[2407.21792] Safetywashing: Do AI Safety Benchmarks Actually Measure Safety Progress?
As artificial intelligence systems grow more powerful, there has been increasing interest in “AI safety” research to address emerging and future risks. However, the field of AI safety remains poorly defined and inconsistently measured, leading to confusion about how researchers can contribute. This lack of clarity is compounded by the unclear relationship between AI safety benchmarks and upstream general capabilities (e.g., general knowledge and reasoning). To address these issues, we conduct a comprehensive meta-analysis of AI safety benchmarks, empirically analyzing their correlation with general capabilities across dozens of models and providing a survey of existing directions in AI safety. Our findings reveal that many safety benchmarks highly correlate with both upstream model capabilities and training compute, potentially enabling “safetywashing”—where capability improvements are misrepresented as safety advancements. Based on these findings, we propose an empirical foundation for developing more meaningful safety metrics and define AI safety in a machine learning research context as a set of clearly delineated research goals that are empirically separable from generic capabilities advancements. In doing so, we aim to provide a more rigorous framework for AI safety research, advancing the science of safety evaluations and clarifying the path towards measurable progress.

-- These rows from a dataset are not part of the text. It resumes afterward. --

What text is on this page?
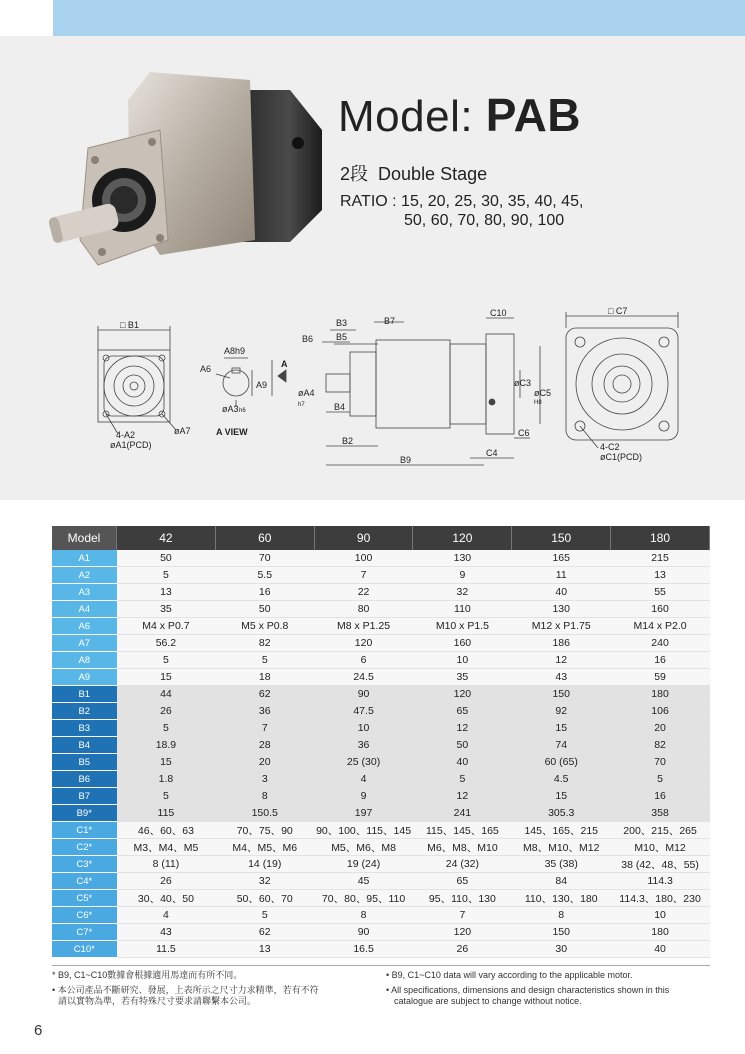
Model: PAB
2段 Double Stage
RATIO : 15, 20, 25, 30, 35, 40, 45,
50, 60, 70, 80, 90, 100
□ B1
4-A2
øA1(PCD)
øA7
A8h9
A6
A9
øA3 h6
A VIEW
A
øA4
h7
B3	B7
B6	B5
B4
B2
B9
C10
øC3
øC5
H8
C4
C6
□ C7
4-C2
øC1(PCD)
Model	42	60	90	120	150	180
A1	50	70	100	130	165	215
A2	5	5.5	7	9	11	13
A3	13	16	22	32	40	55
A4	35	50	80	110	130	160
A6	M4 x P0.7	M5 x P0.8	M8 x P1.25	M10 x P1.5	M12 x P1.75	M14 x P2.0
A7	56.2	82	120	160	186	240
A8	5	5	6	10	12	16
A9	15	18	24.5	35	43	59
B1	44	62	90	120	150	180
B2	26	36	47.5	65	92	106
B3	5	7	10	12	15	20
B4	18.9	28	36	50	74	82
B5	15	20	25 (30)	40	60 (65)	70
B6	1.8	3	4	5	4.5	5
B7	5	8	9	12	15	16
B9*	115	150.5	197	241	305.3	358
C1*	46、60、63	70、75、90	90、100、115、145	115、145、165	145、165、215	200、215、265
C2*	M3、M4、M5	M4、M5、M6	M5、M6、M8	M6、M8、M10	M8、M10、M12	M10、M12
C3*	8 (11)	14 (19)	19 (24)	24 (32)	35 (38)	38 (42、48、55)
C4*	26	32	45	65	84	114.3
C5*	30、40、50	50、60、70	70、80、95、110	95、110、130	110、130、180	114.3、180、230
C6*	4	5	8	7	8	10
C7*	43	62	90	120	150	180
C10*	11.5	13	16.5	26	30	40
* B9, C1~C10數據會根據適用馬達而有所不同。
• 本公司產品不斷研究、發展，上表所示之尺寸力求精準，若有不符
請以實物為準，若有特殊尺寸要求請聯繫本公司。
• B9, C1~C10 data will vary according to the applicable motor.
• All specifications, dimensions and design characteristics shown in this
catalogue are subject to change without notice.
6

Super interesting paper by my friend Richard Ren! I think it’s a great way to more rigorously evaluate safety methods. Good safety methods shouldn’t be overpowered by advancements which come with scale, at minimum they should complement. Great safety methods are those which tie performance on safety benchmarks to general capabilities improvements where they weren’t previously tied.
For example: adversarial robustness (to jailbreaks like TAP and GCG, and human jailbreaks) was not previously generally tied to capabilities, but might be tied quite closely for reasoning models thanks to work like this: Trading Inference-Time Compute for Adversarial Robustness
- I actually think it’s not quite as straightforward as this, as the trend you should expect to see over the course of years is still that base models scale, and the reasoning fine-tuning on top scales just a little bit more. For one, I’m skeptical models will ever reason for months on end, because at that point you could have trained an entirely new model! This style of argument is similar to this argument from Epoch which proves that training runs won’t last more than 14 months or something, because the hardware and techniques you’d use would have improved enough during that training run, that it would be better to wait.
- And so I think there’s a project to be done here!